旅行先や出張先で意外と困るのが、外したジュエリーの仕舞いどころ。私たち自身、ジュエリーを手軽に仕舞っておける使い勝手のよいものがほしいとずっと思ってきました。ジュエリーケースづくりの老舗メーカー協力のもと、オリジナルのジュエリーポーチづくりがはじまります。
手軽さと上質感を両立する生地
かたちはシンプルに、上質な生地で。押さえておきたいポイントを満たしてくれる理想の生地を見つけることからはじめました。
まず第一に、ジュエリーを傷めない、なめらかで柔らかいもの。もちろん、チープな質感では台無しです。ジュエリーを収めておきたくなる、持ち運びたくなる上質さは必要です。そして、なにより大切なポイントは適度にしっかりとした厚みとハリ。ここは外せませんでした。理由は後ほど。
真っ先に思い浮かんだのはレザー(革)。けれど、やや仰々しいというか、手軽に持ち運べる感じがしません。手軽で上質。なかなか難しいお題です。
ヒントをくれたのは、以前オリジナルで製作したジュエリー収納キット。ジュエリーをお届けする際のパッケージにはめると、そのままジュエリーケースになるアイテムなのですが、こちらに採用したのが上質なスエード調生地でした。
なめらかな質感で、生地自体もとても柔らかい。それでいて、上質さも感じられる。クリアしたい条件をほぼ満たしています。おまけに、イメージしていたチャコールグレーのカラーバリエーションも。

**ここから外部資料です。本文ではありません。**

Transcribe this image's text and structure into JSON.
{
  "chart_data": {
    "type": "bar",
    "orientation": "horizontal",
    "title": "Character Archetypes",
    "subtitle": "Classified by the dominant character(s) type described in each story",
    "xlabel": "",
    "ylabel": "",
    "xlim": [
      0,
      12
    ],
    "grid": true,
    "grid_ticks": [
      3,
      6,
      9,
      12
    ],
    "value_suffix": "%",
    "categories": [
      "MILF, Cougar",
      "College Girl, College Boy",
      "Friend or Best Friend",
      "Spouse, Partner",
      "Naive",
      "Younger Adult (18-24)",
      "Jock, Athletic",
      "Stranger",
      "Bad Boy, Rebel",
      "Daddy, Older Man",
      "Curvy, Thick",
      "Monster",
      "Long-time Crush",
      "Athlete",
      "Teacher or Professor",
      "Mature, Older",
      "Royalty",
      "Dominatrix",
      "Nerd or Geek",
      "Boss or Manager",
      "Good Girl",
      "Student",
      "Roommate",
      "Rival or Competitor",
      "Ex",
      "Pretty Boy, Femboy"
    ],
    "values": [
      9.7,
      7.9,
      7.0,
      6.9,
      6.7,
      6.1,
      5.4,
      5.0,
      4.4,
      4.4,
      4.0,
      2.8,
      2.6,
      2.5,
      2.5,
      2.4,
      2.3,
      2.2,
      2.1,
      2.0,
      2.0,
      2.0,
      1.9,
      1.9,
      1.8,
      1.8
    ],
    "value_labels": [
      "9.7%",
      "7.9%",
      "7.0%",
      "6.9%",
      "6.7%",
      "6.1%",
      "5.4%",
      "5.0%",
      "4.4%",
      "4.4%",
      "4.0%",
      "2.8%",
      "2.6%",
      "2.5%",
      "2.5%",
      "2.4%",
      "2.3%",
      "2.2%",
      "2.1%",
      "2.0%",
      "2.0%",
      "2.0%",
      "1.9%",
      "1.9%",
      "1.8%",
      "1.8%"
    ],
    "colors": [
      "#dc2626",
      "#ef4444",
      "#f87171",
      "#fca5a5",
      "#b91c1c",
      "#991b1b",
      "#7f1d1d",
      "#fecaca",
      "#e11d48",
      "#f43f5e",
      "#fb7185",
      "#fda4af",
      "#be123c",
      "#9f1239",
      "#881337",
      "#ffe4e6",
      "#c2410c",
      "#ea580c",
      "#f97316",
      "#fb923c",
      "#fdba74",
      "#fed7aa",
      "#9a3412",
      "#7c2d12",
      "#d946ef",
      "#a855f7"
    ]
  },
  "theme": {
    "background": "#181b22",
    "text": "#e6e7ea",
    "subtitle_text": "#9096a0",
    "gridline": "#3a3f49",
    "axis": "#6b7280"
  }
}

ただ、ポーチとして仕立てるには生地に張りが足りず、ふにゃふにゃとしているため、片手でもってジュエリーをポーチに入れる動作がやりづらい。あきらめきれず、ジュエリーケースメーカーの担当者の方に相談してみることに。
「厚みが足りないなら、貼り合わせてみましょうか。」なるほど、たしかに2枚分の厚みがあれば、よりハリのあるものに仕上がるはず。二つ返事で生地の貼り合わせをお願いしました。
仕上がった生地がこちら。なめらかな質感、柔らかさは保ちつつ、生地の厚みが増したことによって、上質感も増し、何より求めていたハリが生まれました。
暮らしの道具としてのポーチ
今回のポーチでいちばん大事にしたかったポイントは「手軽さ」。
たとえば、ポーチのなかに仕切りを設けると、ネックレスとリングをわけて入れることができたりして一見便利に感じるけれど、使っていくうちに面倒に感じてきたり、取り出したいジュエリーにうまく手が届かなかったりして、意外に手軽さが損なわれがちに。
毎日のように使えて、ながく愛用できる。暮らしの道具としてのポーチがつくりたい。初心に忠実に、仕切りなどもつくらず、機能的にも、デザイン的にも、できるだけシンプルなものを心がけました。
シンプルなものほど奥が深いもの。見た目と持ちやすさ、使いやすさのバランスがちょうどよいところを探るのに、かなり時間をかけました。ケースメーカーの方が呆れてしまうほど何度も試作を重ねることになります。
サイズ感はどうするか。ホックタイプにするのか、ファスナータイプにするのか。フタのかたちをどうするか。フタを閉じたときの長さをどうするか。さまざまな可能性を試しながら、ちょうどいいラインを見つけていきます。
あまり深さがありすぎると、ポーチの中が見えづらいし、女性の手だとジュエリーを取り出しづらくなってしまいます。逆に浅すぎると、ジュエリーを取り出そうとした際に、ジュエリーが落としてしまったりする心配が。5mm単位でサンプルを作成し、ちょうどいい按配の深さを探っていきました。
シンプルさのなかに詰めこんだこと
なぜ、生地の厚みにこだわったのか。実はジュエリーポーチづくりでどうしても外せないポイントがありました。それは、ポーチを開いたときにパカッと開くこと。
取り出すジュエリーがしっかり見えて、間違えずに取り上げる。それが使いやすさに直結すると考えました。生地に生まれたハリのおかげで、フタをあけたときに、パカッと開き、ポーチのなかを見通せるように仕上がりました。
たとえば、ポーチの側面。持ち運びの際にジュエリーが落ちることがないよう、フタを閉じた際にすき間ができないように調整しています。フタがめくれるのを抑えるために、フタの角は丸く落とすことに。
ジュエリーが傷つかないように、共地でホック裏も隠しました。
スマートフォンを機種変更したときに、幅が数ミリ大きくなっただけで、すごく持ちづらくなった経験があります。ポーチのサイズ感にはかなり気を使いました。女性が片手でなんなく持てるサイズに設定しています。
シンプルながら、使い勝手のよいポーチに仕上がりました。